By: Shanna Rottloff, Montana State University Community Health Intern

Sudden Infant Death Syndrome (SIDS) is the leading cause of infant mortality in the United States. In recent years, the terminology surrounding SIDS has evolved in an attempt to better explain the troubling medical issue. The new, more inclusive term Sudden Unexpected Infant Death (SUID) encompasses: SIDS, deaths resulting from unknown causes, and deaths from accidental suffocation or strangulation. In the case of SIDS, these incidents are completely unexplainable even after a thorough investigation. While there has been no definitive evidence as to what causes SIDS, there are many ways in which to reduce an infant’s risk. To reduce an infant’s risk of SIDS, healthcare professionals and research suggests that parents and caregivers can follow these safety tips:

  • Back to Sleep. Make sure that the baby is placed on their back when put to bed; it is the safest and most healthy sleep position.
  • Create a Safe Sleep Environment. Keep the crib free of loose bedding, bumpers, and toys; soft items like these can create breathing hazards if the baby’s face becomes obstructed. Experts also suggest using a clean, firm sleeping surface for infants.
  • Mothers should avoid use of alcohol, tobacco, and illegal drugs. Research has shown that infants whose mother smoked during and after pregnancy were 3-4 times more likely to die from SIDS. Secondhand smoke can also pose dangerous risks for infants:
    • Frequent Illness. Exposure to secondhand smoke can compromise lung development of infants and children and result in frequent infections like pneumonia and bronchitis.
    • Children who suffer from asthma are especially sensitive to secondhand smoke and can have asthma attacks triggered by exposure to cigarette smoke.

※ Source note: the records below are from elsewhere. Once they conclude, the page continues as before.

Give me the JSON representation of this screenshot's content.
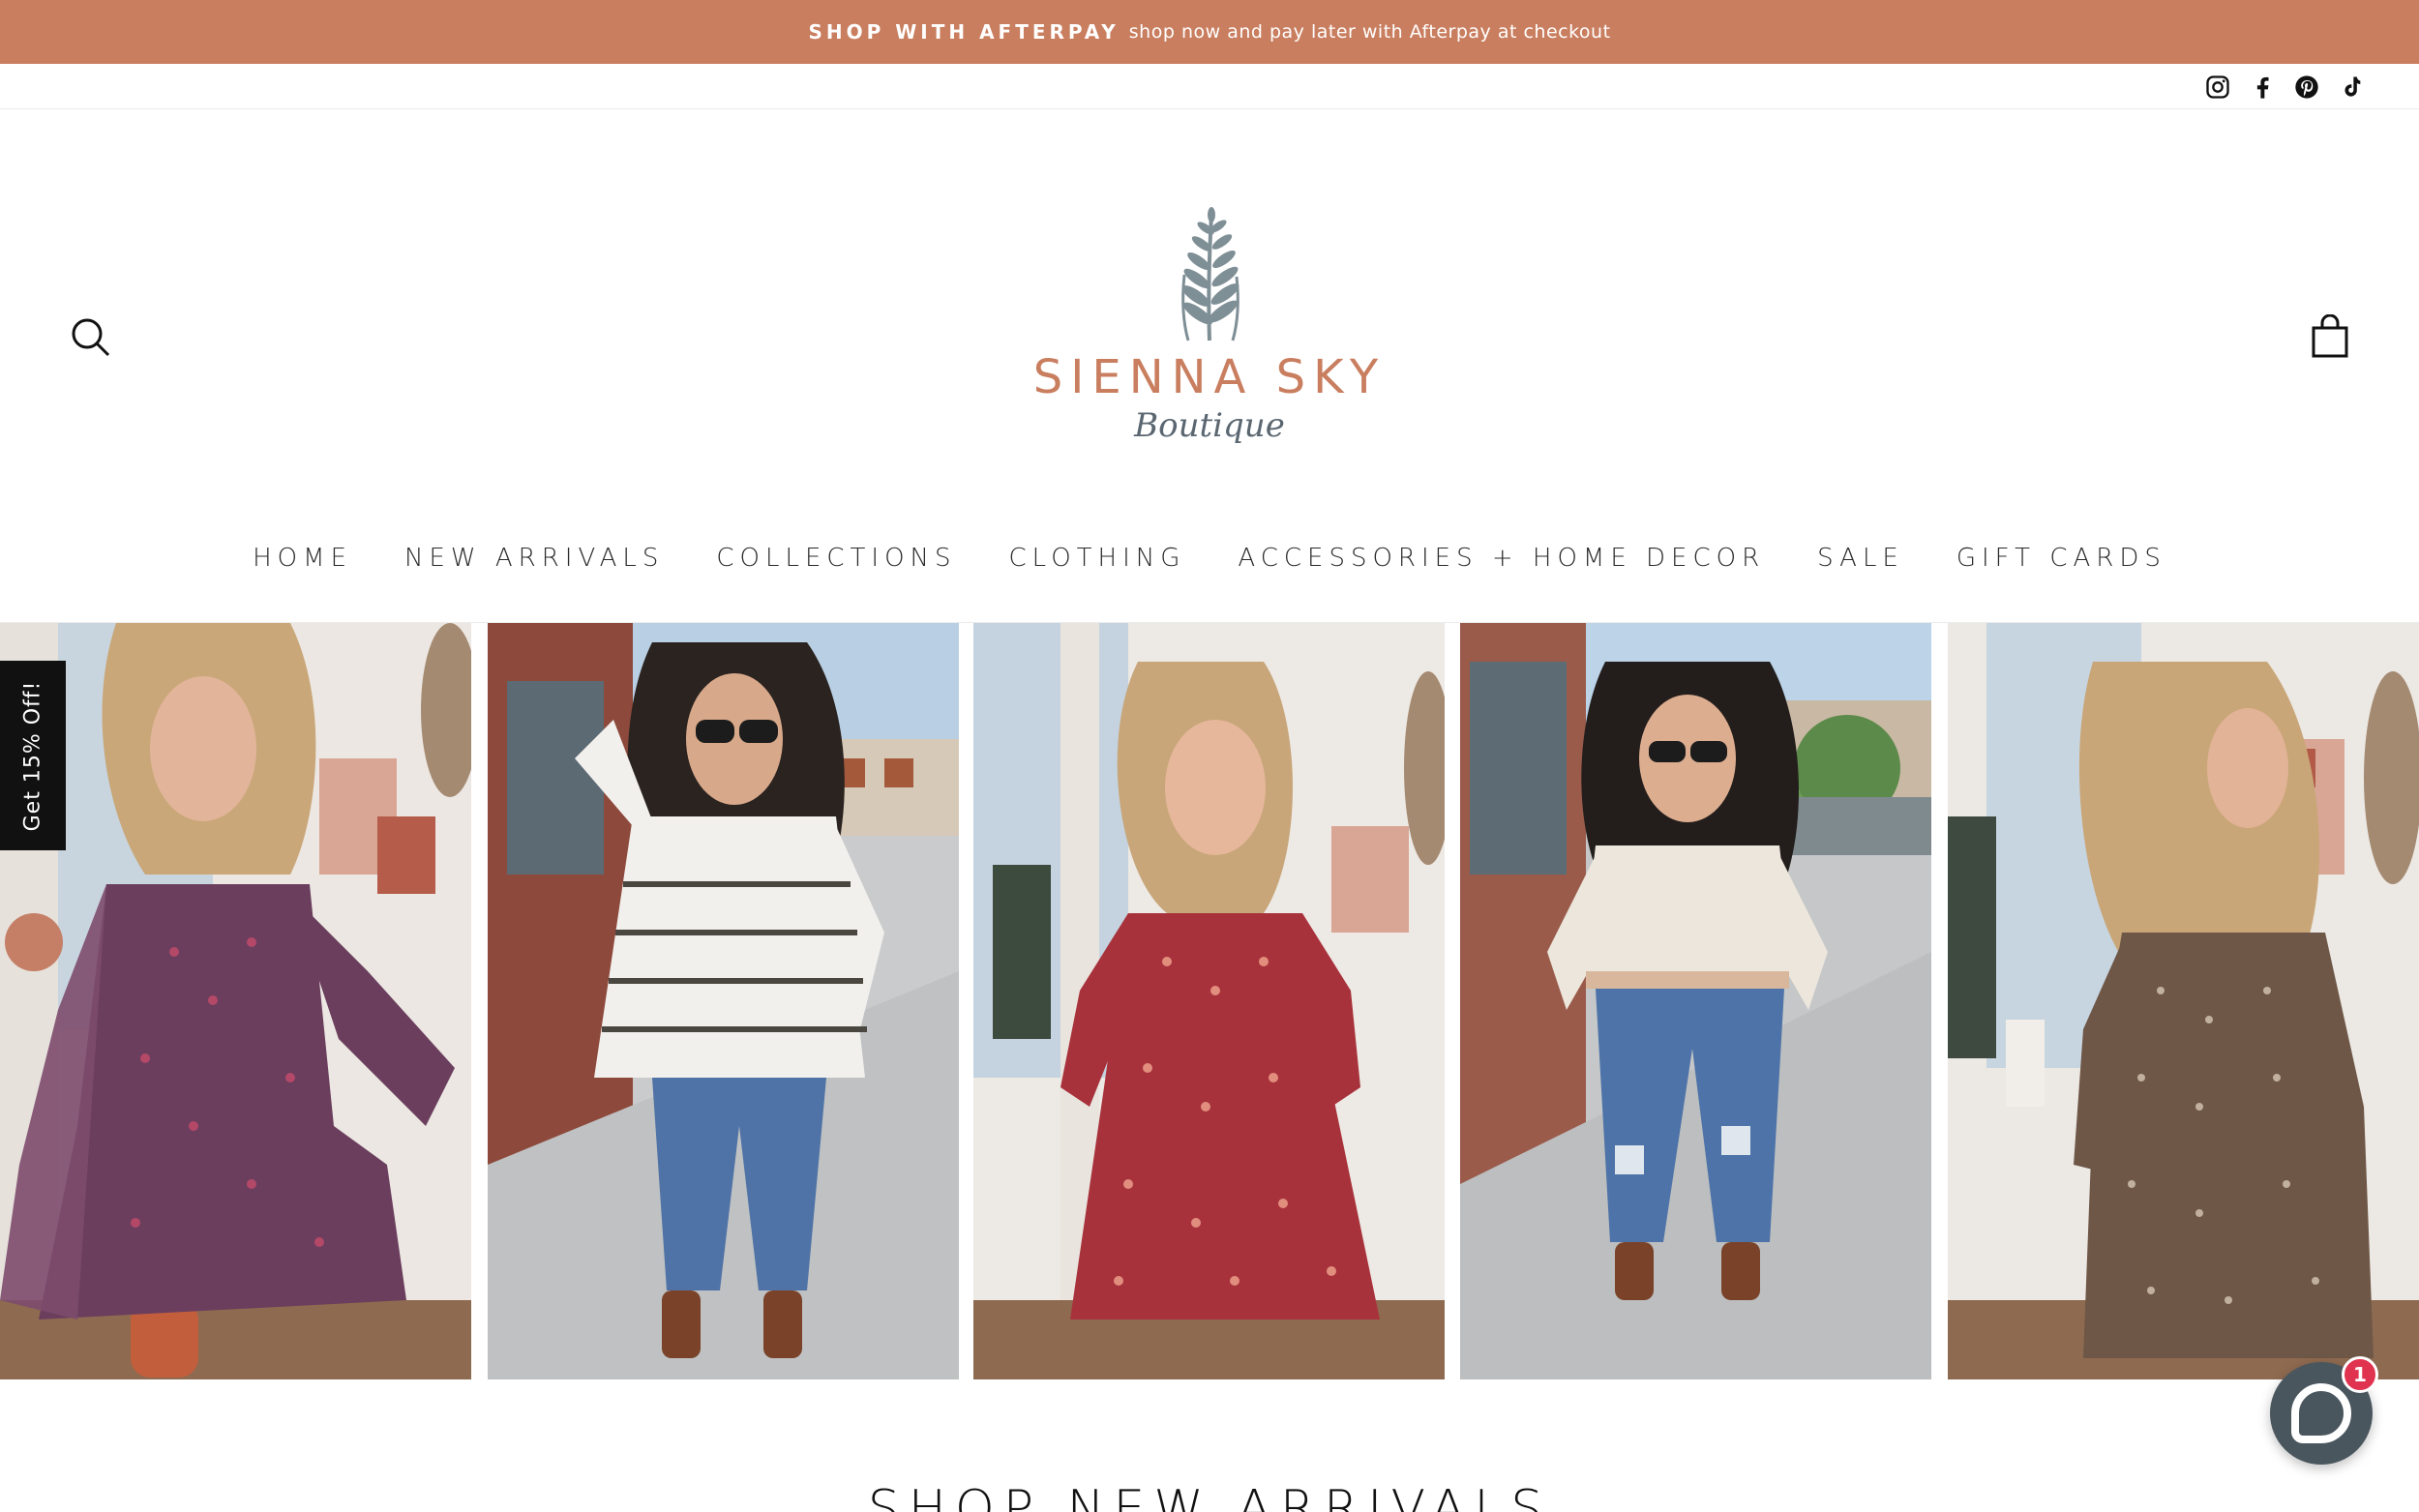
{
  "announcement": {
    "strong": "SHOP WITH AFTERPAY",
    "text": "shop now and pay later with Afterpay at checkout"
  },
  "social": [
    "instagram-icon",
    "facebook-icon",
    "pinterest-icon",
    "tiktok-icon"
  ],
  "header": {
    "search_icon": "search-icon",
    "cart_icon": "cart-icon",
    "logo_name": "SIENNA SKY",
    "logo_script": "Boutique"
  },
  "nav": {
    "items": [
      {
        "label": "HOME"
      },
      {
        "label": "NEW ARRIVALS"
      },
      {
        "label": "COLLECTIONS"
      },
      {
        "label": "CLOTHING"
      },
      {
        "label": "ACCESSORIES + HOME DECOR"
      },
      {
        "label": "SALE"
      },
      {
        "label": "GIFT CARDS"
      }
    ]
  },
  "side_tab": "Get 15% Off!",
  "section_title": "SHOP NEW ARRIVALS",
  "chat": {
    "badge": "1"
  },
  "colors": {
    "brand": "#c97e5f",
    "sprig": "#7f8f96",
    "chat": "#4a565e",
    "badge": "#e0334f"
  }
}
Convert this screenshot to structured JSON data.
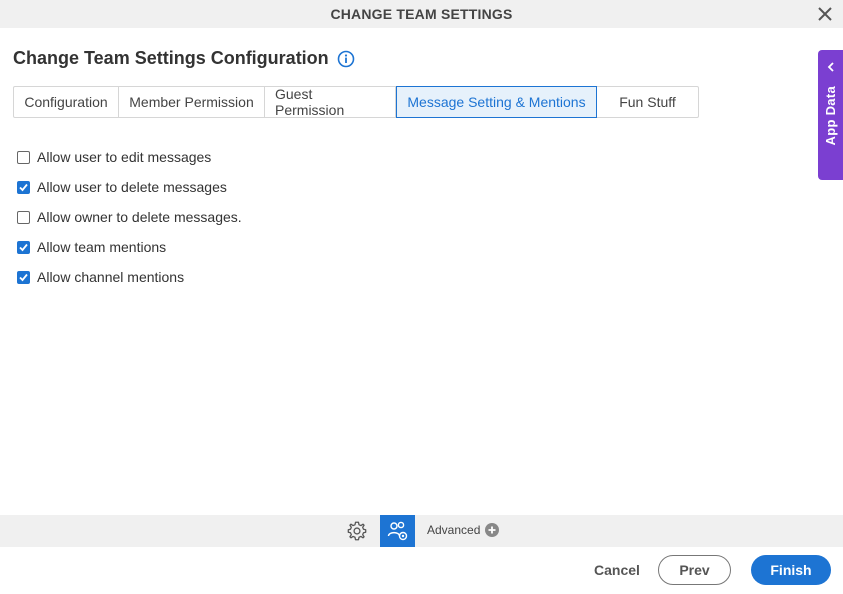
{
  "window": {
    "title": "CHANGE TEAM SETTINGS"
  },
  "heading": {
    "title": "Change Team Settings Configuration"
  },
  "tabs": [
    {
      "label": "Configuration",
      "active": false
    },
    {
      "label": "Member Permission",
      "active": false
    },
    {
      "label": "Guest Permission",
      "active": false
    },
    {
      "label": "Message Setting & Mentions",
      "active": true
    },
    {
      "label": "Fun Stuff",
      "active": false
    }
  ],
  "options": [
    {
      "label": "Allow user to edit messages",
      "checked": false
    },
    {
      "label": "Allow user to delete messages",
      "checked": true
    },
    {
      "label": "Allow owner to delete messages.",
      "checked": false
    },
    {
      "label": "Allow team mentions",
      "checked": true
    },
    {
      "label": "Allow channel mentions",
      "checked": true
    }
  ],
  "side_panel": {
    "label": "App Data"
  },
  "bottom_bar": {
    "advanced_label": "Advanced"
  },
  "footer": {
    "cancel": "Cancel",
    "prev": "Prev",
    "finish": "Finish"
  },
  "colors": {
    "accent": "#1d74d3",
    "side_panel": "#7b3fd1",
    "bar_bg": "#f0f0f0"
  }
}
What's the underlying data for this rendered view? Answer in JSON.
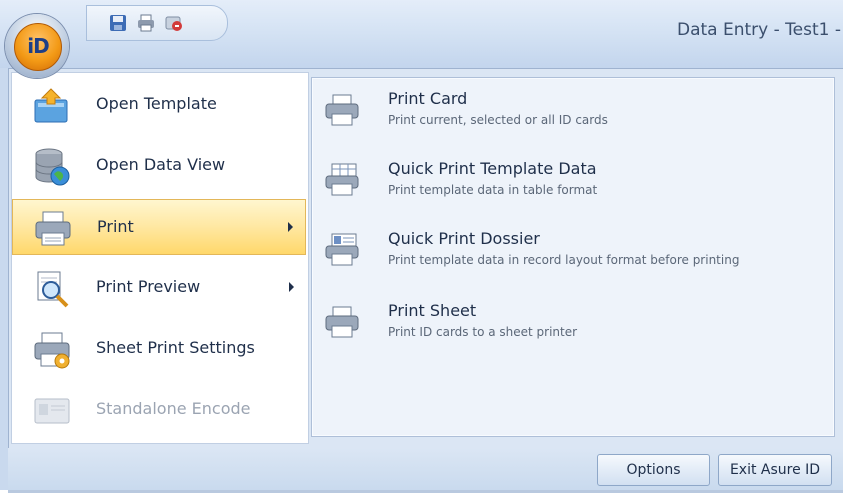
{
  "window": {
    "title": "Data Entry - Test1 -",
    "app_button_text": "iD"
  },
  "quick_access_toolbar": [
    {
      "icon": "save-icon"
    },
    {
      "icon": "printer-icon"
    },
    {
      "icon": "encode-icon"
    }
  ],
  "left_menu": {
    "items": [
      {
        "label": "Open Template",
        "icon": "open-template-icon",
        "has_submenu": false,
        "active": false,
        "enabled": true
      },
      {
        "label": "Open Data View",
        "icon": "database-globe-icon",
        "has_submenu": false,
        "active": false,
        "enabled": true
      },
      {
        "label": "Print",
        "icon": "printer-icon",
        "has_submenu": true,
        "active": true,
        "enabled": true
      },
      {
        "label": "Print Preview",
        "icon": "print-preview-icon",
        "has_submenu": true,
        "active": false,
        "enabled": true
      },
      {
        "label": "Sheet Print Settings",
        "icon": "sheet-print-settings-icon",
        "has_submenu": false,
        "active": false,
        "enabled": true
      },
      {
        "label": "Standalone Encode",
        "icon": "card-encode-icon",
        "has_submenu": false,
        "active": false,
        "enabled": false
      }
    ]
  },
  "submenu": {
    "items": [
      {
        "title": "Print Card",
        "description": "Print current, selected or all ID cards",
        "icon": "printer-icon"
      },
      {
        "title": "Quick Print Template Data",
        "description": "Print template data in table format",
        "icon": "print-table-icon"
      },
      {
        "title": "Quick Print Dossier",
        "description": "Print template data in record layout format before printing",
        "icon": "print-dossier-icon"
      },
      {
        "title": "Print Sheet",
        "description": "Print ID cards to a sheet printer",
        "icon": "printer-icon"
      }
    ]
  },
  "footer": {
    "options_label": "Options",
    "exit_label": "Exit Asure ID"
  },
  "colors": {
    "active_highlight": "#ffd86b",
    "frame": "#dbe6f4",
    "orb": "#f39a16"
  }
}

    • Chemical Exposure and Brain Development. Research by the U.S. Department of Health and Human Services shows that the “chemicals in secondhand smoke appear to affect the brain in ways that interfere with its regulation of infants’ breathing”.
  • Breastfeeding is Important! Breastfeeding not only has a plethora of health benefits for mother and infant, it can also lower the risk of SIDS. Studies show that breastfed babies are 60% less likely to die from SIDS with the incidence rate decreasing as the breastfeeding relationship continues; exclusively breastfed babies have an even lowered risk of SIDS. Healthcare professionals suggest that antibodies delivered via breastfeeding may act as a protective factor for infants.